GDP per capita: $ 3,109
Inflation: 7, 3%
Due to the rapidly growing population and lack of jobs, poverty in the African country is kept at above 60%, despite the rich agricultural areas, the export of sugar and active tourism industry. More than 30 000 people in Swaziland has worked in the garment industry, which contributed to a protectionist tariff policy of the US, while the global financial crisis and the growing South African Rand (currency of Swaziland associated with them) did not spoil the demand.
GDP per capita: $ 1197
In socialist dictator Daniel Ortega had plenty of time to turn the country into a paradise for workers.

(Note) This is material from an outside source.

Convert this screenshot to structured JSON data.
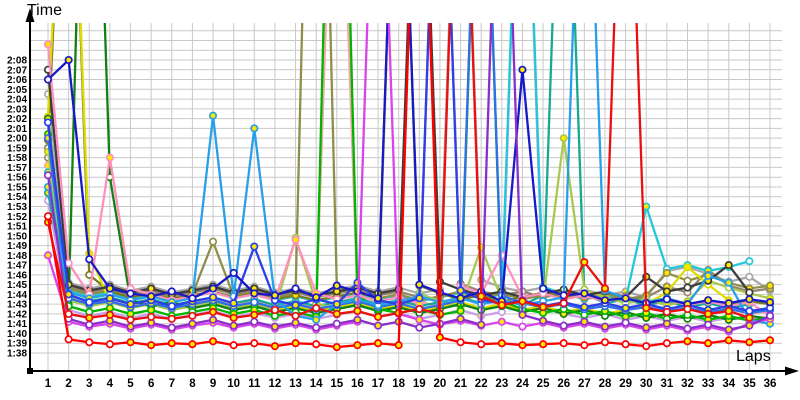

But the per capita GDP in Nicaragua three times less than in neighboring El Salvador, and it can be assumed that Ortega was not a suitable person for the job. Second among the poorest countries in the Western Hemisphere after Haiti, Nicaragua actively discourages foreign investment, and its citizens suffer from power cuts, water shortages and the high cost of energy, which disproportionately hit the poor. Almost half of Nicaraguans live below the poverty line, according to World Bank data.
GDP per capita: $ 5493
Islamic Republic of Iran owns 10% of the world's discovered oil reserves, according to the US Energy Information Administration. But the economy of the country, fettered by internal control over important sectors of industry, international sanctions and mismanagement, growing at a rate less than a third of the global average. By the volume of GDP per capita ($ 5493) Iran is much closer to the war-ravaged Iraq than to oil-rich Saudi Arabia and Kuwait.